Anyone with a passing knowledge of American law enforcement knows the clichés; cops enjoy jaded humour, punishing hours, and regular harassment from their ivory-towered chieftains. Homicide confirms as much, but Simon has far too much affection for his subjects to present their lives as mundane. As he says towards the end of his tome -
“What kind of journalist follows human beings for years on end, recording their best moments and their worst, without acquiring some basic regard for their individuality, their dignity, their virtue?”
And so, instead of tired tales about marriages suffering as absentee husbands work cases, we have Simon’s vital account of Tom Pellegrini’s investigation into the Latonya Wallace murder. At first horrified by the savagery of the crime, and hounded by superiors, Pellegrini works twenty hour shifts hunting Latonya’s killer. Months later, his revulsion long replaced by obsession, he revisits the crime scene again and again, hoping for a clue to appear, having somehow survived the elements, waiting for him to find it. He repeatedly brings in his best suspect for interview, locking himself in a war of mental attrition with the man, ultimately extending the interrogation long past the point of its having any utility in the courtroom.
Instead of insensitive crime scene hi-jinks, Simon gives us Sergeant Jay Landsman, who used a Quaker Oats box covered in tinfoil as a radar gun, flagging down motorists and sending them gratefully about their business without issuing a ticket. He tells the tale of a detective diagnosed with diabetes, who enters the squadroom to find a whiteboard dividing names into two camps – those who care whether he dies, and those who don’t. The name of his credit union tops the “do” list, his wife’s name tops the “don’t.”
Instead of a grizzled chief dispensing arbitrary abuse, we have Commissioner Thomas Frazier, a bureaucrat whose noble ideas reveal themselves to be destructive and asinine when translated into policy.

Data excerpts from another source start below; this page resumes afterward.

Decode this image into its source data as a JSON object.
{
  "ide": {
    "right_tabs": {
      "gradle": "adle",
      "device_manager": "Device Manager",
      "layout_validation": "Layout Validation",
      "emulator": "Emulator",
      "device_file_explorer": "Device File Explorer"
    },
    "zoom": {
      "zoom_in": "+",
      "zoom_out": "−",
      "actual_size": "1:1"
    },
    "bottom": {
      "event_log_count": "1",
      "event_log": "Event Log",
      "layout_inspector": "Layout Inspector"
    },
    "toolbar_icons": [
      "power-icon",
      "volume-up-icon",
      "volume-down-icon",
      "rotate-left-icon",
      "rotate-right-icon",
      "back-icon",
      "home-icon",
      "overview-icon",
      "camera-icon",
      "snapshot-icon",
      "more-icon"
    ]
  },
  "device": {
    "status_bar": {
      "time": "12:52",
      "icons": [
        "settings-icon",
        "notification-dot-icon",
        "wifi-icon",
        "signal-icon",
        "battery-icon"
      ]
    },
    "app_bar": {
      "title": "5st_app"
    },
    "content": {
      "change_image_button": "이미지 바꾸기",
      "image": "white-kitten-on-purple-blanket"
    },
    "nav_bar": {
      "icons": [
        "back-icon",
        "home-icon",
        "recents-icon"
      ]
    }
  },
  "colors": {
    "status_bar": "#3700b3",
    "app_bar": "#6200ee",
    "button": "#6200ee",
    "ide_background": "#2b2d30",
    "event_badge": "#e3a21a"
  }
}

While Simon is utterly meticulous in terms of detail, he refrains from drawing any hard and fast conclusions as a result of his work. Indeed, both the overarching narrative and its composite parts seem to suggest that no answers indeed are possible. Not every bad guy is caught, not every caught guy is tried, not every tried guy is convicted, and not every convicted guy is even bad. Murders are often defined not by motive but senselessness; police work is not so much a pure battle of wits as it is an attempt by detectives to pit the skills they have against the capriciousness of the cosmos.
To be deterred by Homicide’s bulk is counterintuitive. Its size is its strength; it offers value for money which has few rivals, combining abundant detail with prose which, at worst is exceptional, and at best is perfection -
“His victim was working out on Payson Street, selling baking soda to junkies at $10 a cap – an act of unrestrained capitalism guaranteed to bring a man more enemies than can ever be put to good use.”
In one sentence, Simon tells the tale of an urban murder, paints it against a backdrop of macro-economics, makes an ethical judgement on society, and rounds off with a wry philosophical flourish; pure poetry.#
Overall, Homicide is truly a modern non-fiction classic, and is essential reading for crime fans both fact and fiction. Its passion, relevance and humour are undiminished by two decades since its release, and indeed through its televisual offspring, it is a literary gift that has kept on giving.